The output gives six important pieces of information. First, the reinforcement area per meter in both directions indicates how much steel is being mobilized. Second, the x and y moment capacities show the directional bending strength. Third, the estimated ultimate collapse load provides an upper bound style slab capacity for a chosen support condition. Fourth, the service equivalent load gives a rough working load benchmark after dividing by a selected load factor. Fifth, the slab self weight shows how much of that load budget is already consumed by the slab itself. Sixth, the remaining load reserve indicates what is left for finishes and imposed load in a preliminary sense.

If the reserve is low or negative, the design may still be recoverable by increasing slab thickness, reducing spacing, using larger bars, shortening spans, or verifying that actual continuity is stronger than initially assumed. However, if the slab is column supported, punching usually becomes a controlling issue before flexural yield line resistance is exhausted. In such cases, flexural adequacy alone is not enough.

Good engineering practice for final design

For real projects, use this kind of tool as a screening or educational model. Then complete the formal design under the applicable code, whether that is Eurocode 2, ACI 318, BS practice, or a national annex. Confirm load combinations, reinforcement detailing, crack control, minimum and maximum reinforcement limits, anchorage, lap lengths, cover, vibration, deflection, and fire requirements. On unusual layouts, compare hand yield line solutions with finite element analysis and ensure that the assumed mechanism aligns with actual support stiffness and reinforcement arrangement.

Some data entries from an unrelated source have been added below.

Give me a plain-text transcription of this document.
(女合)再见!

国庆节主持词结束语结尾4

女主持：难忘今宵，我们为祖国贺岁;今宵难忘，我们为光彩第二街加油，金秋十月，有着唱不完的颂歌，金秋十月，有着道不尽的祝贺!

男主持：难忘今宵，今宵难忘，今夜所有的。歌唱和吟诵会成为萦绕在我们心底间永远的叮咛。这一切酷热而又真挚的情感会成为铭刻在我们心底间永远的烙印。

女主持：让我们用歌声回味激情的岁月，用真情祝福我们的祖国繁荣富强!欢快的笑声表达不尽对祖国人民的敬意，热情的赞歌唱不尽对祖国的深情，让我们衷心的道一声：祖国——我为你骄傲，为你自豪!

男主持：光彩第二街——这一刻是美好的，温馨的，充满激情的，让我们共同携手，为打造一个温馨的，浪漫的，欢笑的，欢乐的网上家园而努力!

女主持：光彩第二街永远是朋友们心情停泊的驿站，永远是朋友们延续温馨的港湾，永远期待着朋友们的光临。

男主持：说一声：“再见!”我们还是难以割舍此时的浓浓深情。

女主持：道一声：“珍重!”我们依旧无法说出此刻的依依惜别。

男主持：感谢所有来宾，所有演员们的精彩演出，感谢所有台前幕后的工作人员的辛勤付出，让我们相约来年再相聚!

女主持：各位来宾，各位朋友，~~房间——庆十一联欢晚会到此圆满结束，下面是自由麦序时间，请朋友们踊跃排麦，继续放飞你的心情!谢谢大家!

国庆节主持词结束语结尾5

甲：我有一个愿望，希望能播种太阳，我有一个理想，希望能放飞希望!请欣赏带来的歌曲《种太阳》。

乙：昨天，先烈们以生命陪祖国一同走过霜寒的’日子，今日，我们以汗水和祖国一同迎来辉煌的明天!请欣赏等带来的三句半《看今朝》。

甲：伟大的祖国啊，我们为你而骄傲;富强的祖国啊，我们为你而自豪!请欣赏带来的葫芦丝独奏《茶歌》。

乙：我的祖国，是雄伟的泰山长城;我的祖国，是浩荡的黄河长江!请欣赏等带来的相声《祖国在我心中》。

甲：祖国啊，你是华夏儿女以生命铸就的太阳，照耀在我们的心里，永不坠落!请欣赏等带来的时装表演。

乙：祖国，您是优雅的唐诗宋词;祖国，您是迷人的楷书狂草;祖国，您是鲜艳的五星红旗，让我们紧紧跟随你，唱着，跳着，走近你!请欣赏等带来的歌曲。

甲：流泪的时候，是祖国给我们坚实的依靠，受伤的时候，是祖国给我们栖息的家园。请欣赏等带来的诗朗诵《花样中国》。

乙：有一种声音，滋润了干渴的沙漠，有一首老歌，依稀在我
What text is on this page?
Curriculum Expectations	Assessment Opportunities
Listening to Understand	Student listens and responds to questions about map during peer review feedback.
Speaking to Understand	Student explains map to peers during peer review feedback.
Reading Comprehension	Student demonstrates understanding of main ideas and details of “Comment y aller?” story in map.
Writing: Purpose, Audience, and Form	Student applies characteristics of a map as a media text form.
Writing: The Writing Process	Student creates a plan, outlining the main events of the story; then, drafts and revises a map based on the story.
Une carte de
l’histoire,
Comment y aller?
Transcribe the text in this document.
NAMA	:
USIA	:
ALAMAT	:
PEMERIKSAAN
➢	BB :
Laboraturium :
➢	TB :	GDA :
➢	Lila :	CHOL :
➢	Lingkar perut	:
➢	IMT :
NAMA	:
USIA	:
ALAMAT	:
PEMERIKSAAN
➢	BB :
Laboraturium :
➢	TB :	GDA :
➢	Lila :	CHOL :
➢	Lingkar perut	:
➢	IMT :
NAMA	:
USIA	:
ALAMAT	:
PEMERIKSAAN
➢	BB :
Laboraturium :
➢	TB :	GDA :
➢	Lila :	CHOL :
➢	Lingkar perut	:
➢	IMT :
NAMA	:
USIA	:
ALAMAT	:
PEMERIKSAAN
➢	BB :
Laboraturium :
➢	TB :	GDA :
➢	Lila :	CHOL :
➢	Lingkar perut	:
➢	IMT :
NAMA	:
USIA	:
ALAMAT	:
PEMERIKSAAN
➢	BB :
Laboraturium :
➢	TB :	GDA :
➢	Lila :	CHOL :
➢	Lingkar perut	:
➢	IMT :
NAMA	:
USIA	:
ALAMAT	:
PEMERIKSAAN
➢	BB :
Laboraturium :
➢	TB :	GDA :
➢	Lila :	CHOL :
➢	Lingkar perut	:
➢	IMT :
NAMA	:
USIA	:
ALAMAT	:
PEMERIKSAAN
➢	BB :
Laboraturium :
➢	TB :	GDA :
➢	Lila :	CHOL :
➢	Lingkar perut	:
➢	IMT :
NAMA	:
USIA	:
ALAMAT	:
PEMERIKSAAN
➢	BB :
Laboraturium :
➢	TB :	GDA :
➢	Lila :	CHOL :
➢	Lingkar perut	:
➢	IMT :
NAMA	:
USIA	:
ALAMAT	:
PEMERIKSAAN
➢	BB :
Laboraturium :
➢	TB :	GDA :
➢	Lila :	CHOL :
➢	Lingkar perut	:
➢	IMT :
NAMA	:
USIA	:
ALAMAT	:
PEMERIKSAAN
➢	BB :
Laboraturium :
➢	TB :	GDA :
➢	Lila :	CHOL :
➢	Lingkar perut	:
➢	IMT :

In summary, calcul dalle BA yield line theory remains a highly valuable engineering method because it links mechanics, ductility, and collapse behavior in an intuitive way. For rectangular slabs with uniform loading, it allows fast understanding of how geometry, steel quantity, and edge restraint influence capacity. Used carefully, it can improve both conceptual design speed and structural insight. Used carelessly, especially with unrealistic support assumptions, it can be unconservative. The quality of the result depends on the quality of the assumed mechanism and the completeness of the accompanying structural checks.

Professional disclaimer: This calculator provides a preliminary engineering estimate only. It is not a substitute for project specific structural design, code compliance checks, or professional review by a licensed engineer.